If a,b>=0, then a<=b equivalent to sqrt{a}<=sqrt{b}

[princesssarah]

Here is my problem.

Prove that if a,b are real numbers and a > (or equal to) 0 and b> (or equal to) 0 then a < (or equal to) b is equvilant to the sqaure root a < (or equal to) square root b.

I'm stumped! How can i prove this? Can anyone get me started in the rigth direction??
Thank you a ton.

 

[stapel]

Prove that if a and b are real numbers and a > 0 and b > 0 then a < b is equvilant to the sqaure root a < square root b.

I'm stumped! How can i prove this?

If a < b, then a - b < 0, so, applying the "difference of squares" formula in a slightly non-standard way, we get:

. . . . .\(\displaystyle \left(\sqrt{a}\, -\, \sqrt{b}\right)\left(\sqrt{a}\, +\, \sqrt{b}\right)\, \leq\, 0\)

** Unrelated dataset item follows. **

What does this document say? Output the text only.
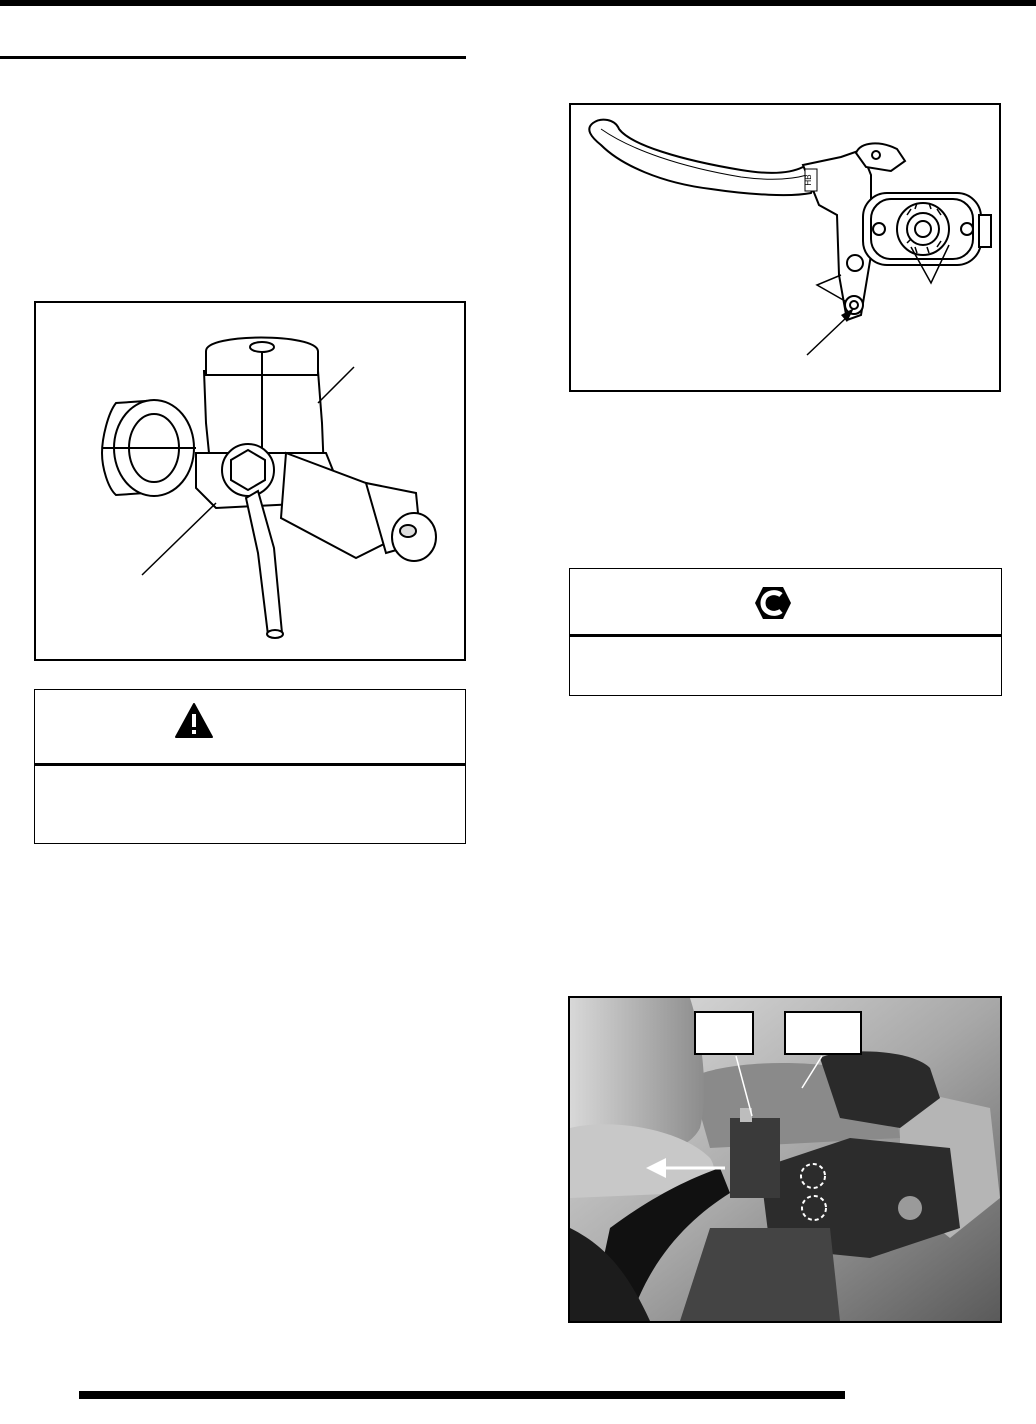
HB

What do you know must be true about the sum in the second factor? (Specifically, think about positivity, negativity, and zero.)

The product of the two factors (one a subtraction and the other a sum) is less than or equal to zero, then either the product is negative (less than zero), or it is not (equal to zero). Consider each case, considering in particular the implications for the difference in the first factor above. :wink:

Eliz.